Carbon nanotubes have great strength, high conductivities, and very large aspect ratios. Their physical, mechanical, and electrical properties are unique and ideally suited for use in structural materials, nano-electronic devices, and as a conductive filler. The homogeneous incorporation of carbon nanotubes in bulk materials such as polymers is difficult to achieve. This is further complicated by the inhomogeneity of carbon nanotube samples. The desire to incorporate carbon nanotubes in a wide variety of devices has been the impetus for carbon nanotube chemistry over the last decade. This requires techniques for dispersal and processing, as well as methodologies for producing monodisperse samples. In Chapter 1, this thesis discusses the fundamental properties of carbon nanotubes and gives a brief overview of the state-of-the-art in carbon nanotube separation, dispersion, and the incorporation of carbon nanotubes in bulk polymers.
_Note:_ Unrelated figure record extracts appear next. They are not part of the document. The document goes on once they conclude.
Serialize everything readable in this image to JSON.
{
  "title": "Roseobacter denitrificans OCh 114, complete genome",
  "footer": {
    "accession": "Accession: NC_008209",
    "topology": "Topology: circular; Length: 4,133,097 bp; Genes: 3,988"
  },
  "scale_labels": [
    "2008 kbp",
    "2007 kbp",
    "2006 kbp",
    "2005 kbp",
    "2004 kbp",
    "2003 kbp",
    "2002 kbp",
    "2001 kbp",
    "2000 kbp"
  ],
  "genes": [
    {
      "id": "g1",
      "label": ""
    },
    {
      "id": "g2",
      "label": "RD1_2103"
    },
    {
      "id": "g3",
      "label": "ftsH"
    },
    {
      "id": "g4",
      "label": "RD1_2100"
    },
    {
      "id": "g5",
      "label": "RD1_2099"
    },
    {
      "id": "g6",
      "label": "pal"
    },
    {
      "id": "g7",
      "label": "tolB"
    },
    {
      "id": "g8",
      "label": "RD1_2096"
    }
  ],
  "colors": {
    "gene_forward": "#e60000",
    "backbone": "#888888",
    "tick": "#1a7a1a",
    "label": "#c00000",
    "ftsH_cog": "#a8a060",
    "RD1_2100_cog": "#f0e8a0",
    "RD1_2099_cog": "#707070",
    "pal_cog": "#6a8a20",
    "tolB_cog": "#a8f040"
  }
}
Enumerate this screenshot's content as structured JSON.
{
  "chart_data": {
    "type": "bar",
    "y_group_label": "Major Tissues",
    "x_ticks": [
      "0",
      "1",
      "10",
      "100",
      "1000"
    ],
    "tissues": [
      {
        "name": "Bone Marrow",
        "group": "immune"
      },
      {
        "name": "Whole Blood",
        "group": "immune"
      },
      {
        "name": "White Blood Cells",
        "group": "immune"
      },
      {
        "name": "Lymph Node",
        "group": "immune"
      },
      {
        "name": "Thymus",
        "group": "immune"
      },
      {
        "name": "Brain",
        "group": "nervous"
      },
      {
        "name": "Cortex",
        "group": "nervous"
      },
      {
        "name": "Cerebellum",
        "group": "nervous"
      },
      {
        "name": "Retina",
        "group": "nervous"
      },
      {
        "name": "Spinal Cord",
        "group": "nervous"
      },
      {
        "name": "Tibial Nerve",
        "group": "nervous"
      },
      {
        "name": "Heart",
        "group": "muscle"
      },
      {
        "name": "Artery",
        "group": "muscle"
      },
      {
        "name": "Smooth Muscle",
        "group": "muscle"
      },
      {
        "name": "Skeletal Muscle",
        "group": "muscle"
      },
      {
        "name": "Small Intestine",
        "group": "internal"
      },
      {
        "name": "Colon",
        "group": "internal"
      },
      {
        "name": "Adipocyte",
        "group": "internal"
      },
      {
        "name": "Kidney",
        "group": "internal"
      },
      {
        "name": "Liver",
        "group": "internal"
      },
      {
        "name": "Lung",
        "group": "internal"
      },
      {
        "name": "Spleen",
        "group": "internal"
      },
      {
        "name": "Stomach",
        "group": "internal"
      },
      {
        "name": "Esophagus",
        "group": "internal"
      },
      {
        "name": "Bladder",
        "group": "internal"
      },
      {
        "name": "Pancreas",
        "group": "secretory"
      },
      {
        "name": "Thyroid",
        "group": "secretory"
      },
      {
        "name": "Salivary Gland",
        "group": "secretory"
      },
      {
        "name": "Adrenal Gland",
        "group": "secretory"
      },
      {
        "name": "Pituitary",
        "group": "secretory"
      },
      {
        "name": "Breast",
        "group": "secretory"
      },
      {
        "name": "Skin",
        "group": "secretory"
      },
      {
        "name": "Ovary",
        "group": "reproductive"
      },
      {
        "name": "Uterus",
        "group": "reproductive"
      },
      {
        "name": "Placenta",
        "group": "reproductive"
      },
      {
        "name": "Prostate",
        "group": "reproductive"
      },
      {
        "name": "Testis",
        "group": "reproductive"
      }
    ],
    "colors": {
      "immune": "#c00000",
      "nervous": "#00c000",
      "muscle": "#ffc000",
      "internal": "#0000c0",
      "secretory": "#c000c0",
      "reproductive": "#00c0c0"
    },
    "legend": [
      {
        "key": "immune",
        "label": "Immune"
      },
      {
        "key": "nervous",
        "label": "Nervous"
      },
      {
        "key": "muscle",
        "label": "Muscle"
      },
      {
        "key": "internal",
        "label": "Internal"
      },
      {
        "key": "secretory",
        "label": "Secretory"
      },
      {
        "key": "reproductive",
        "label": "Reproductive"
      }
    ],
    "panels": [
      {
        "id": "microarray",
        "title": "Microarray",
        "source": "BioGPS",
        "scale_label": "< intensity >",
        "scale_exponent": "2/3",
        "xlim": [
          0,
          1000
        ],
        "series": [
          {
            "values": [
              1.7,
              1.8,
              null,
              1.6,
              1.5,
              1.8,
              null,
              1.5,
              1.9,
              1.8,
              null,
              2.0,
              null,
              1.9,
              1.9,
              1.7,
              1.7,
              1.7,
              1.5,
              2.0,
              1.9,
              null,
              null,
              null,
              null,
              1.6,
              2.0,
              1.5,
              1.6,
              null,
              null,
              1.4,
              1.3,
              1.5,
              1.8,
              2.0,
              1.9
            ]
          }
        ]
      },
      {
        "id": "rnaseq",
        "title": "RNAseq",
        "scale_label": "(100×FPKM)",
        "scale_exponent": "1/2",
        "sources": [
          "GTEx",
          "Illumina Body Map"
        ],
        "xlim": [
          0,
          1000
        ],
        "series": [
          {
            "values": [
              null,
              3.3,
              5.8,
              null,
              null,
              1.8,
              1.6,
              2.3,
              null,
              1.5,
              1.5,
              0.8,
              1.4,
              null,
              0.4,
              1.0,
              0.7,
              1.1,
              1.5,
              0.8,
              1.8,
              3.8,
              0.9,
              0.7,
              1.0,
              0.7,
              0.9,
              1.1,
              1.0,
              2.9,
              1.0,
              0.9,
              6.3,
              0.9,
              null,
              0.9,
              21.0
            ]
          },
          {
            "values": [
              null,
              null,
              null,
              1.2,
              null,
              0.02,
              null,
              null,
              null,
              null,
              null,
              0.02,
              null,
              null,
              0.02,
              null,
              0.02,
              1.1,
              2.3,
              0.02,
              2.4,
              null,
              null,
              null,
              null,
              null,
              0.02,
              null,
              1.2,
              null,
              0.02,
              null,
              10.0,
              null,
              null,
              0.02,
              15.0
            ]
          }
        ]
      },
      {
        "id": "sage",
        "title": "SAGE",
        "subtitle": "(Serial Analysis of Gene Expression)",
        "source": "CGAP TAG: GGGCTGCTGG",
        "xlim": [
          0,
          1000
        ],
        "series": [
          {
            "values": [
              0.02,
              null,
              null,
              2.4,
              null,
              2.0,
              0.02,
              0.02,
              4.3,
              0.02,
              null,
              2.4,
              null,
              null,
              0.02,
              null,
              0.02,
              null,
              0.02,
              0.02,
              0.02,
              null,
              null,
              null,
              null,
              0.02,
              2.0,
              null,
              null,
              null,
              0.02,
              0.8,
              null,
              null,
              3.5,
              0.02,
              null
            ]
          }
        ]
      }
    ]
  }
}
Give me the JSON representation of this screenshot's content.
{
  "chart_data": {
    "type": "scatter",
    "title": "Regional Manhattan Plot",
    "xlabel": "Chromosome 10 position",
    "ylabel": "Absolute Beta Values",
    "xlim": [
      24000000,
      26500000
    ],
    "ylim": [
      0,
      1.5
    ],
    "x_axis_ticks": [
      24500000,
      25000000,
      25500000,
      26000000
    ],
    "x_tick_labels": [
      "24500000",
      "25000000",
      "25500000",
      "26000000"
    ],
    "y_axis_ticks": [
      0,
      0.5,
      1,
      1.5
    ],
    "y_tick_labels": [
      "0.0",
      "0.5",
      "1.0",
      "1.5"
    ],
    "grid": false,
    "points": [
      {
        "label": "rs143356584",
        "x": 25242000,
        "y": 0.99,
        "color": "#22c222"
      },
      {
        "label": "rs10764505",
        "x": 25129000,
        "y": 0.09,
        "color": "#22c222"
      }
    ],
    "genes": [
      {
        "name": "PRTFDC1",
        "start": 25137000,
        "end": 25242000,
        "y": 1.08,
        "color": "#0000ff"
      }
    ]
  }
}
Chapters 2, 3, and 4 outline our efforts in the area of bulk polymer suspensions; in polystyrene (Ch. 2) and in crosslinked polydimethylsiloxane elastomers (Ch. 3 and 4). Chapter 2 describes our efforts to gain an understanding of the factors limiting the graft density of polymers on the surface of carbon nanotubes, and our insights on the ability of polymer grafts to compatibilize carbon nanotubes with a host polymer. Chapter 3 discusses the application of the Piers-Rubinsztajn reaction as a method of functionalizing the surface of nanotubes with silanes, and crosslinking them within silicone rubbers. Chapter 4 outlines the development of a supramolecular strategy for the dispersion of carbon nanotubes within silicone elastomers using conjugated and di-block co-polymers. Lastly, Chapters 5 through 6 explore the initial stages of development of a “universal” polymer for the dispersion of carbon nanotubes based on highly reactive cyclooctyne monomer units (Ch. 5) and the precursor chemistry required to make this unit on sufficient scale (Ch. 6).